BurntSushi/jiff

strtime accepts formats with multiple format specifiers of the same type

Closed this issue · 8 comments

#57 is currently getting stuck on inputs like:

parse("%f%f", "10010101111111")

Because the second %f specifier overwrites the previous. To my understanding, there isn't really a case where one might want to use the same specifier twice (as it would necessarily just overwrite the other). As such, the format should probably be rejected if the same specifier is used twice.

It would indeed be strange to use a specifier twice, but it doesn't seem totally crazy in cases where components of a datetime are repeated. Otherwise, there are two reasons why I don't think this should return an error:

  1. There is nothing technically invalid about it. Like, it doesn't make the format string wrong, and its actual behavior is pretty reasonable and predictable: it overwrites what was there before.
  2. There would likely be a perf hit for dealing with this error case since you'd need to keep track of everything you've seen before. The strtime format currently doesn't require any such tracking. This would be quite unfortunate because the error checking would be for a very rare case of misuse, but would slow down every parse.

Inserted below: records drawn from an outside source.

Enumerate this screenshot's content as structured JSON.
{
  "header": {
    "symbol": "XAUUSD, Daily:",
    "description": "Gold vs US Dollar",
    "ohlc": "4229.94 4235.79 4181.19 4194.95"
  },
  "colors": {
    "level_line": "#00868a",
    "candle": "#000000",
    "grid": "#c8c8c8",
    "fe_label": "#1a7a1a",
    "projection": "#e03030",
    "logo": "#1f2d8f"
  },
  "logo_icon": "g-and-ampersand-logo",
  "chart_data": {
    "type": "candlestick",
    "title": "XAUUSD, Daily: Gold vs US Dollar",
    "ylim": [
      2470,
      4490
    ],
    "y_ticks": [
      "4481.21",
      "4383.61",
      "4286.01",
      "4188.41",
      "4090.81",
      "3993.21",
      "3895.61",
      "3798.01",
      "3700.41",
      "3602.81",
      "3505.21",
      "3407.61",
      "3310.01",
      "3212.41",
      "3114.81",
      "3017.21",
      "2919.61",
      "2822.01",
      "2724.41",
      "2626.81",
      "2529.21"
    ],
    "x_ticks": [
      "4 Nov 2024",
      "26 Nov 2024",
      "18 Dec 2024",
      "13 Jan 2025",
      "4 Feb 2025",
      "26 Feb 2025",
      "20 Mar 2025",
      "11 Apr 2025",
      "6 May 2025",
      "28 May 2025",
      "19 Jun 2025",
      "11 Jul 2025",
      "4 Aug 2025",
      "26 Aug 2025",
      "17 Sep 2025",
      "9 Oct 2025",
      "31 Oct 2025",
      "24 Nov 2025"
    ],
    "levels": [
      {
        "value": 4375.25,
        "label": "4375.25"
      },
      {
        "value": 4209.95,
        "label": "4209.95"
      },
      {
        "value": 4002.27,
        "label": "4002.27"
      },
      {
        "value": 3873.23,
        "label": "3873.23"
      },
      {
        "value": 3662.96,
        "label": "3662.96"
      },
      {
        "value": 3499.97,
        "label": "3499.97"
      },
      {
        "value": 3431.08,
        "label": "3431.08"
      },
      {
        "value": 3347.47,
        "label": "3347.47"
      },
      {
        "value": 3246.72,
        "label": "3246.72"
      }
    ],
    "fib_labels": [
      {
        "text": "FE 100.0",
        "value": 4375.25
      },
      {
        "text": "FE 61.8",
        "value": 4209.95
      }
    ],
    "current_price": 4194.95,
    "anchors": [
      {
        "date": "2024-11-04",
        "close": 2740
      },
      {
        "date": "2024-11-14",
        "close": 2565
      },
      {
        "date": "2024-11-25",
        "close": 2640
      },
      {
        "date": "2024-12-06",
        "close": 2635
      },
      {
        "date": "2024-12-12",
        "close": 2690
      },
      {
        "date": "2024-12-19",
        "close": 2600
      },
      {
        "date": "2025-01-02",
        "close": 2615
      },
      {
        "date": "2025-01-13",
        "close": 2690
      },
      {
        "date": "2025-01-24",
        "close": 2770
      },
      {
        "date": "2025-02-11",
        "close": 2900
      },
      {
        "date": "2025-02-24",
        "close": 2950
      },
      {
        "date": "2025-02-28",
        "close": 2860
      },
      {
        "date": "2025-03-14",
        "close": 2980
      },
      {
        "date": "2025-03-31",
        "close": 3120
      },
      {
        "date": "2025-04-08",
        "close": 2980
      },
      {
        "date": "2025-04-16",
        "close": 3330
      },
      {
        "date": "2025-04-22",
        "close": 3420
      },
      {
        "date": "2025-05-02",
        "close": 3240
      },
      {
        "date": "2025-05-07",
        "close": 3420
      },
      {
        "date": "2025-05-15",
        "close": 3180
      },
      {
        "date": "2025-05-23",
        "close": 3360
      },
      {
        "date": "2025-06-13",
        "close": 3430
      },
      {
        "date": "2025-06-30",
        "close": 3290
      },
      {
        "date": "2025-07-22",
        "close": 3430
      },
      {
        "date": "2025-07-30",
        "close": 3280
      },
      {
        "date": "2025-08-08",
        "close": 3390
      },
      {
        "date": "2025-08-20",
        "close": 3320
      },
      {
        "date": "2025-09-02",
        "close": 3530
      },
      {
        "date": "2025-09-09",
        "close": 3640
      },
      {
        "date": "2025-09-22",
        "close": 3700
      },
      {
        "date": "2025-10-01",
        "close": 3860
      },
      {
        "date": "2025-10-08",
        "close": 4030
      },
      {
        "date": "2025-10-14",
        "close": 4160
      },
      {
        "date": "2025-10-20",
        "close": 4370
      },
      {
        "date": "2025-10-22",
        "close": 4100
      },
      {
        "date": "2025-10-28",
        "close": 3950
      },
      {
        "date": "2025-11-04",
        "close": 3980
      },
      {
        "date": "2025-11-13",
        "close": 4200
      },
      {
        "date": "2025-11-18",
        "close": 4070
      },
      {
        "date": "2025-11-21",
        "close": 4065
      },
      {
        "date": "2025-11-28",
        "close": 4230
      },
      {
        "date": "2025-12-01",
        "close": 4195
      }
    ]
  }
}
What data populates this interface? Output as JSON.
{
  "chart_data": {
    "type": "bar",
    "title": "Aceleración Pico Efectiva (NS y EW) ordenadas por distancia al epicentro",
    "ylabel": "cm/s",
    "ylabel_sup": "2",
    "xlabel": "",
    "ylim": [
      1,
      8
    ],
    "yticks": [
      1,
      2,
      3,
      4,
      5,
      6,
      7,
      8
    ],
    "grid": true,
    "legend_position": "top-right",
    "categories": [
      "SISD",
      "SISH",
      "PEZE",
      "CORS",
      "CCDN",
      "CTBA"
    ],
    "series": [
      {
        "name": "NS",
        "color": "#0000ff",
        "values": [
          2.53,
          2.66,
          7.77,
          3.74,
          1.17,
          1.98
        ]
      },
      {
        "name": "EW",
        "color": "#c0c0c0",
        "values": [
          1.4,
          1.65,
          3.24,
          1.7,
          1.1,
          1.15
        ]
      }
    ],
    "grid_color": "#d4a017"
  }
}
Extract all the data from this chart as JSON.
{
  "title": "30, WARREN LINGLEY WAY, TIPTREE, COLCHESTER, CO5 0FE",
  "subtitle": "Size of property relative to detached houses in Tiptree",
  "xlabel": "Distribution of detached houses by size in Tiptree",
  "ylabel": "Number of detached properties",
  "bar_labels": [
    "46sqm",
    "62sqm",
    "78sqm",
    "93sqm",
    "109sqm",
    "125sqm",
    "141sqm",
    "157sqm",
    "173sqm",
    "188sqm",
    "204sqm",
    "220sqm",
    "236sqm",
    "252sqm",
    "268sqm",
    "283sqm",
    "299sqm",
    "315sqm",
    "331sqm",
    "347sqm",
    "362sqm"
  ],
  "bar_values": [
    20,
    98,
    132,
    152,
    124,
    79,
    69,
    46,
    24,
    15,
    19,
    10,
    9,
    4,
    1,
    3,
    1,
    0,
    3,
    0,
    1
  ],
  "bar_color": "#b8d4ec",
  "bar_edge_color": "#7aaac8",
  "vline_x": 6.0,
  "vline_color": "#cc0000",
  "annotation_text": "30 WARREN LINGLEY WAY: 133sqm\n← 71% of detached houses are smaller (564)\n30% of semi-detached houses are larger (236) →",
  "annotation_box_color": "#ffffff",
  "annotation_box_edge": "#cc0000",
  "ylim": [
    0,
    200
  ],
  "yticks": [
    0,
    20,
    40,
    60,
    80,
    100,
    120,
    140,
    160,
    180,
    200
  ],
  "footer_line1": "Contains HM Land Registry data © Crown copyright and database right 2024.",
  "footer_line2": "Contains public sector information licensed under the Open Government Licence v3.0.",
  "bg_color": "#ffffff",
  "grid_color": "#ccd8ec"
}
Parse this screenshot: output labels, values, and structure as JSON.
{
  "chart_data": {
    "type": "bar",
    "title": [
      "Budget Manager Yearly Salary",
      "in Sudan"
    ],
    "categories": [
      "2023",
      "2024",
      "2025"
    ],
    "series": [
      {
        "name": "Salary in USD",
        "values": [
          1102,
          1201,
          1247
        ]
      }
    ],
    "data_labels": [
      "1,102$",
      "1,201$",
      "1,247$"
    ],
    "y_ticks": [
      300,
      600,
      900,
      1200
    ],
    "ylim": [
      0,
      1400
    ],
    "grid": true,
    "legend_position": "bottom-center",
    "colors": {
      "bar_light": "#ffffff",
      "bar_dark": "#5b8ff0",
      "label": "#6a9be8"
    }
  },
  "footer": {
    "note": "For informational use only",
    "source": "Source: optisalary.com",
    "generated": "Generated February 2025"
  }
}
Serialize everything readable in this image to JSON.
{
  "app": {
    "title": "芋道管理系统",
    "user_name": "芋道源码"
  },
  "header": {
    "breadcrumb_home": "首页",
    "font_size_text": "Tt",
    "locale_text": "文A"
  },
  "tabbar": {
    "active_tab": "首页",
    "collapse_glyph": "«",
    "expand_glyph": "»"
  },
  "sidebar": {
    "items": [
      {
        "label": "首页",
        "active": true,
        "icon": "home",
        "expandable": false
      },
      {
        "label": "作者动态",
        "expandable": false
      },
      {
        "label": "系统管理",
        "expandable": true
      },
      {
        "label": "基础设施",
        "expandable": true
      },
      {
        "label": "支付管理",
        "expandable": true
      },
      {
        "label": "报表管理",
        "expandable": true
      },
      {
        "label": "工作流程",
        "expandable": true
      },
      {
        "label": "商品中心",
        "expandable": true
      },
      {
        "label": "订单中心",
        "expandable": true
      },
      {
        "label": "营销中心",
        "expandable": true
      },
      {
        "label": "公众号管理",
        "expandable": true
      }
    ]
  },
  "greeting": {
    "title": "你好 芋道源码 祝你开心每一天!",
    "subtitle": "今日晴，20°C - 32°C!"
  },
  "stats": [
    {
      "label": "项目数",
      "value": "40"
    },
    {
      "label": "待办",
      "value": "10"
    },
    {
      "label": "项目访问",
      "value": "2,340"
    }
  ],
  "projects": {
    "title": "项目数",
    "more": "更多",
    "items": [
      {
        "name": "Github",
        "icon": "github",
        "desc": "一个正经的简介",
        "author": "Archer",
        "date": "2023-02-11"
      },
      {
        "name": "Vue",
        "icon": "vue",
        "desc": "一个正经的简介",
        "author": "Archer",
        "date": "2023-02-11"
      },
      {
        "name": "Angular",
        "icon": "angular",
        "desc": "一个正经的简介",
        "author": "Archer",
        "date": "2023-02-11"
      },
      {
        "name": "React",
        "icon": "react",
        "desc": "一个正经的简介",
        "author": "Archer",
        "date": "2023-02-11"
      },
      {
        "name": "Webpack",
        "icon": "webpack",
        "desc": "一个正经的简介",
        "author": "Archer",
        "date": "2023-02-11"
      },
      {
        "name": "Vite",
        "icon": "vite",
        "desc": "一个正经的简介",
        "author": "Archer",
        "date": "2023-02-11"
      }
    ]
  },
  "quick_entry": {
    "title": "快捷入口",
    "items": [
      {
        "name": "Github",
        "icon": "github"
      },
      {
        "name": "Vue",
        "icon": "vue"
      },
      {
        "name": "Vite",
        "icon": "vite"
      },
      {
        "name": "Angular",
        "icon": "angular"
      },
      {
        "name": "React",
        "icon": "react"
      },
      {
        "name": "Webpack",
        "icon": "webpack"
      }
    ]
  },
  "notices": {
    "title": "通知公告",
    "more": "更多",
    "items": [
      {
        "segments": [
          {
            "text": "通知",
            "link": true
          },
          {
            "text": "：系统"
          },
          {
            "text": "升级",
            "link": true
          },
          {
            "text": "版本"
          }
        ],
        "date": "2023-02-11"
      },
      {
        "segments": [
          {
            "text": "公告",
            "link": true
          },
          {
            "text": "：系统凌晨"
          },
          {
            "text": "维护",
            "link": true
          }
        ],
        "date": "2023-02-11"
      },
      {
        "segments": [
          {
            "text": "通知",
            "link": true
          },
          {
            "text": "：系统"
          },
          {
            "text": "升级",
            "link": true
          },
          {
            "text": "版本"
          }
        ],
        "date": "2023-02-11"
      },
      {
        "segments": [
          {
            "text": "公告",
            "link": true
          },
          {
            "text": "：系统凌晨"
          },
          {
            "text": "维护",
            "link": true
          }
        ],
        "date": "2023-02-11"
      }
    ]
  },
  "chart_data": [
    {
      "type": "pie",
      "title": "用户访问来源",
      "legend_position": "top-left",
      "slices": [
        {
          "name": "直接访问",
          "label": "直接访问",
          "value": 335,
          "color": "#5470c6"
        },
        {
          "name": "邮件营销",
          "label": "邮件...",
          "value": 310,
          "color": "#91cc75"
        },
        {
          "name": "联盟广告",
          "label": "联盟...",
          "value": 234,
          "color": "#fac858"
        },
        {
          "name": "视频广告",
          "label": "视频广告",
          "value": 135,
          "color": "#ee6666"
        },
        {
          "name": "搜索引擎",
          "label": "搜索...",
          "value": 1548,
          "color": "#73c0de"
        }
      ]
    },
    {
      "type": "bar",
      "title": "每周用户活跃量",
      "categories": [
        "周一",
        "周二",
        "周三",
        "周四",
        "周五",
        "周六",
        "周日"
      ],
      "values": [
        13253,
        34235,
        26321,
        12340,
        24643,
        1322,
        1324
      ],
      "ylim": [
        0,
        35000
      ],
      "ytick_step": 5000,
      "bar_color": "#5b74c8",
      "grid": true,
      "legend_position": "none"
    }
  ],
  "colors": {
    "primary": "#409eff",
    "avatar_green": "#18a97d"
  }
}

Can you say more about what it means for it to get stuck? Is there a way to make it unstuck without rejecting duplicate specifiers?

it doesn't seem totally crazy in cases where components of a datetime are repeated.

It would be impossible to determine if things are actually repeated then, no? I would argue that in this case, the values should be guaranteed to be equal!

There would likely be a perf hit for dealing with this error case since you'd need to keep track of everything you've seen before.

I somewhat doubt that a single branch to determine if the value is already filled would be too devastating to performance, especially in comparison to the rest of the parsing routine. If nothing else, having a safety mode to check this would probably be good, since duplicated specifiers is likely accidental.

Can you say more about what it means for it to get stuck?

The round-trip fuzzers rely on the fact that data remains consistent. Since the information is inconsistently determined (in this case, by overwriting parts of the input), we can't use it as an oracle for "is the parsing/unparsing consistent".

Is there a way to make it unstuck without rejecting duplicate specifiers?

We would need to drop the round-trip check or reject duplicate specifiers. I don't think there's any other (reasonable) option.

It would be impossible to determine if things are actually repeated then, no? I would argue that in this case, the values should be guaranteed to be equal!

Not necessarily... Just this past weekend, I had to add support for parsing weekdays that were inconsistent with the date because git supports it, and this was necessary flexibility to get Jiff integrated into gitoxide.

I somewhat doubt that a single branch to determine if the value is already filled would be too devastating to performance, especially in comparison to the rest of the parsing routine. If nothing else, having a safety mode to check this would probably be good, since duplicated specifiers is likely accidental.

It's not a single branch though. It's memory. There is no memory right now. Duplicate checking requires memory.

I'm opposed to a separate safety mode as well for reasons of API design that are difficult to articulate concisely.

We would need to drop the round-trip check or reject duplicate specifiers. I don't think there's any other (reasonable) option.

Probably the route I'd go then is to make a little mini-parser in the fuzzer that rejects the duplicate specifiers and sacrifice fuzz coverage of that area. I can work on that when I get a chance. It shouldn't be hard.

Probably the route I'd go then is to make a little mini-parser in the fuzzer that rejects the duplicate specifiers and sacrifice fuzz coverage of that area. I can work on that when I get a chance. It shouldn't be hard.

If it would be possible to track this in the normal parsing routine with #[cfg(fuzzing)]-based code changes? I'm thinking, some kind of Tracking struct that's normally a ZST but when #[cfg(fuzzing)] is present, it checks for duplicates?

Possible... I suppose. I'm not a huge fan of littering the code with fuzz-specific stuff, but I can abide if it helps unblock you. But I'll probably eventually want it moved into the fuzzer.

Sure, understood. This wouldn't be a public-facing API change and you can use it in other testing code as well.

I'm going to close this out because I don't think we should implement the restriction as requested.

If you would benefit from some small cfg-gated changes in the parser for fuzzing, I'd accept a PR. But my tolerance for that sort of thing is honestly not too high.